いろんな人に支えられていることが見えてくる

――撮影時と現在では、美希への視点も変化したのでしょうか?

上原 撮影から3年経った今、周囲に就職する人も増えてきて、「就職前に聞いた話と違う」というような話を聞くようになりました。就職できたというキラキラしたところから突き落とされた、みたいな。私は最初から芝居という制約の中で美希を演じましたが、「ああ、きっとこういう気持ちなんだろうな」と今だから理解できる部分もあります。実際、周りにも「本当に自分がやりたかったのはこれだったのか?」と悩んでいる友達もいます。その子は、洋服が好きでアパレル業界に入って販売員になりました。洋服も仕事も好きだけど、売り方が自分に合っていない。自分はお客さんと密に寄り添いたいのに、とにかく売らなきゃいけない。やりたいことに対して上手く自分を発揮できないもどかしさがあるみたいです。

――社会に出ると、どうしてもそういうジレンマはありますよね。

上原 美希もお笑いが大好きで、お笑いのことは誰よりも分かっている自信がある。でも発言権はないし、要所要所の詰めも甘い。そういうところは私もあるんです。芝居のことを考えているときでも、現場でも、ここまで考え切れてなかったなということがあります。でもそれは天才じゃないからしょうがないなと思っています。

――美希にシンパシーを感じていたんですね。

上原 演じているときは、完全に美希になりきっていました。忙しくて些細なことでイラっとしちゃう瞬間。何を言われても「はい」としか言えないとき。でも、ちょっと時間が経ってから俯瞰すると、いろんな人に支えられていることが見えてくるんです。当時はそうやって美希について考えたこと、自分の心情を台本に書きこんでいました。この映画に嫌なキャラクターはいなくて。厳しい上司のことを、当時は「嫌な上司だな」と受け取っていましたが、それも上司としての優しさでした。

――仰る通り、美希の視点だと感じの悪い上司も、実は美希のことを思って厳しくしています。
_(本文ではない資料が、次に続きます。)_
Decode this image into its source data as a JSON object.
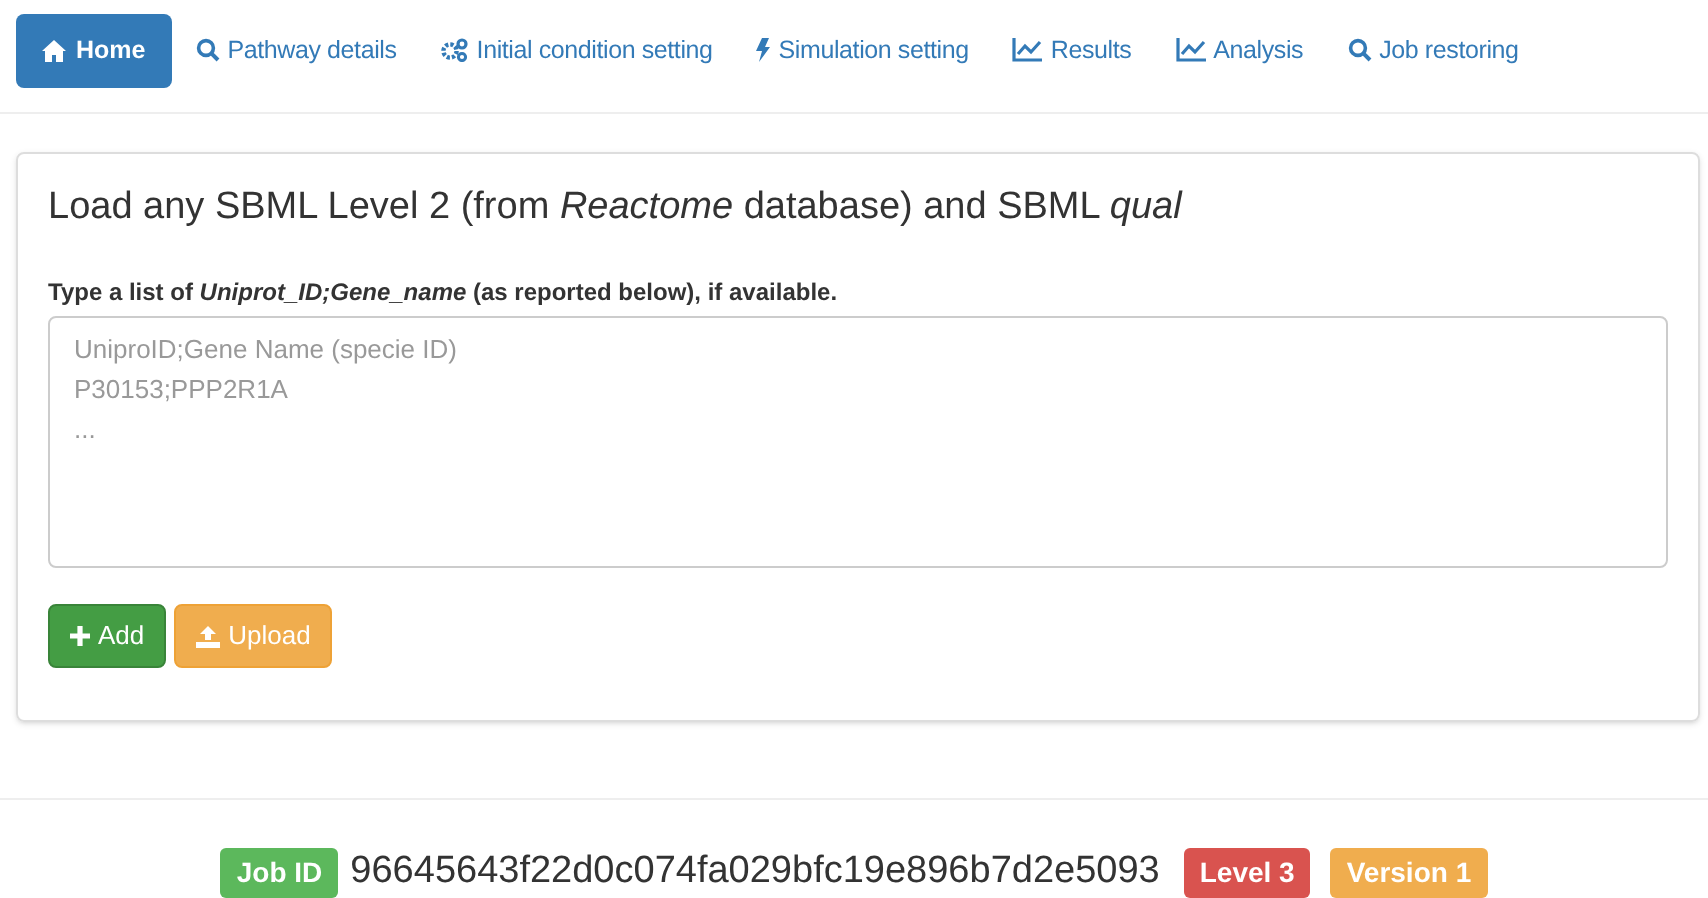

上原 美希が最後のほうで、いろいろ考えられるようになったのは、彼氏や上司の言葉や環境のおかげだと思います。あと、「バッドボーイズの(大溝)清人さんを見つけた!」とか、「天竺鼠の川原(克己)さんと同じエレベーターに乗っちゃった」とか、ちょっとした出会いがモチベーションになって、自分自身を支える一つになるんだなと思いました。そのときは「ラッキー!」くらいにしか思っていないことが、忙しさで疲弊していく中で、小さな楽しみになっています。

――台本にご自身の心情を書き込むことは多いんですか?

上原 時と場合によりますが、『この街と私』は短期間での撮影ということもあって、いろいろ書いていましたし、それが役に立ちました。
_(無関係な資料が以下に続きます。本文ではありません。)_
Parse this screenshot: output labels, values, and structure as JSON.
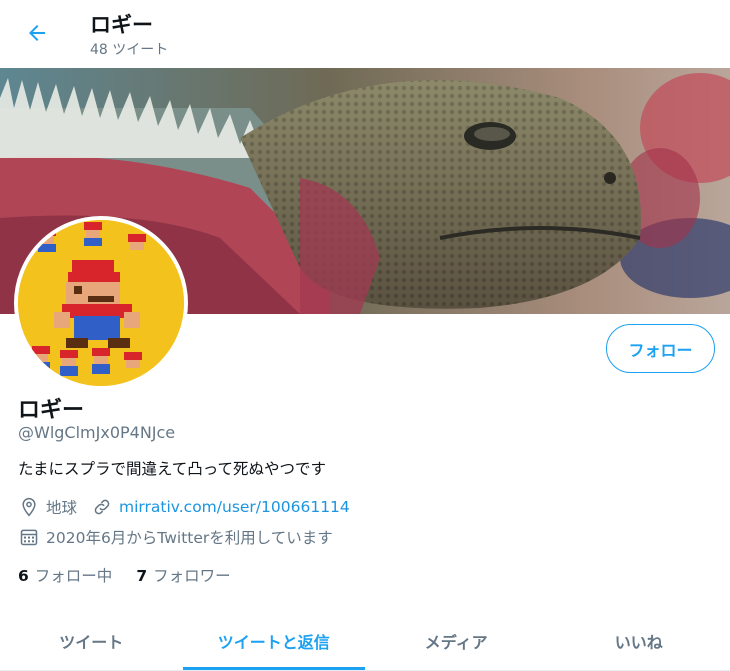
{
  "header": {
    "title": "ロギー",
    "tweet_count": "48 ツイート",
    "back_icon": "arrow-left-icon"
  },
  "profile": {
    "display_name": "ロギー",
    "handle": "@WlgClmJx0P4NJce",
    "bio": "たまにスプラで間違えて凸って死ぬやつです",
    "location": "地球",
    "url": "mirrativ.com/user/100661114",
    "joined": "2020年6月からTwitterを利用しています"
  },
  "actions": {
    "follow_label": "フォロー"
  },
  "stats": {
    "following_count": "6",
    "following_label": "フォロー中",
    "followers_count": "7",
    "followers_label": "フォロワー"
  },
  "tabs": [
    {
      "label": "ツイート",
      "active": false
    },
    {
      "label": "ツイートと返信",
      "active": true
    },
    {
      "label": "メディア",
      "active": false
    },
    {
      "label": "いいね",
      "active": false
    }
  ],
  "colors": {
    "accent": "#1da1f2",
    "link": "#1b95e0",
    "secondary_text": "#657786",
    "avatar_bg": "#f4c21c"
  }
}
――本作は永井和男監督の実話を元にしたとのことですが、監督の演出はいかがでしたか?

上原 細かいことではなく、全体的なポイントとして「もうちょっとこうした方がいい」と言われていた記憶があります。基本的に監督は生っぽいものを目指していたと思います。

――上原さんの演技もナチュラルで、日常を切り取ったような生々しさがありました。

上原 もともと「お芝居!」という感じの演技が得意なほうではないのですが、この作品に関しては、きっと監督の演出意図があったのかなと思っています。撮影のスケジュールはタイトだったのですが、セリフを立ててという感じではなく、空気感を大切にしていただけたのかなと思います。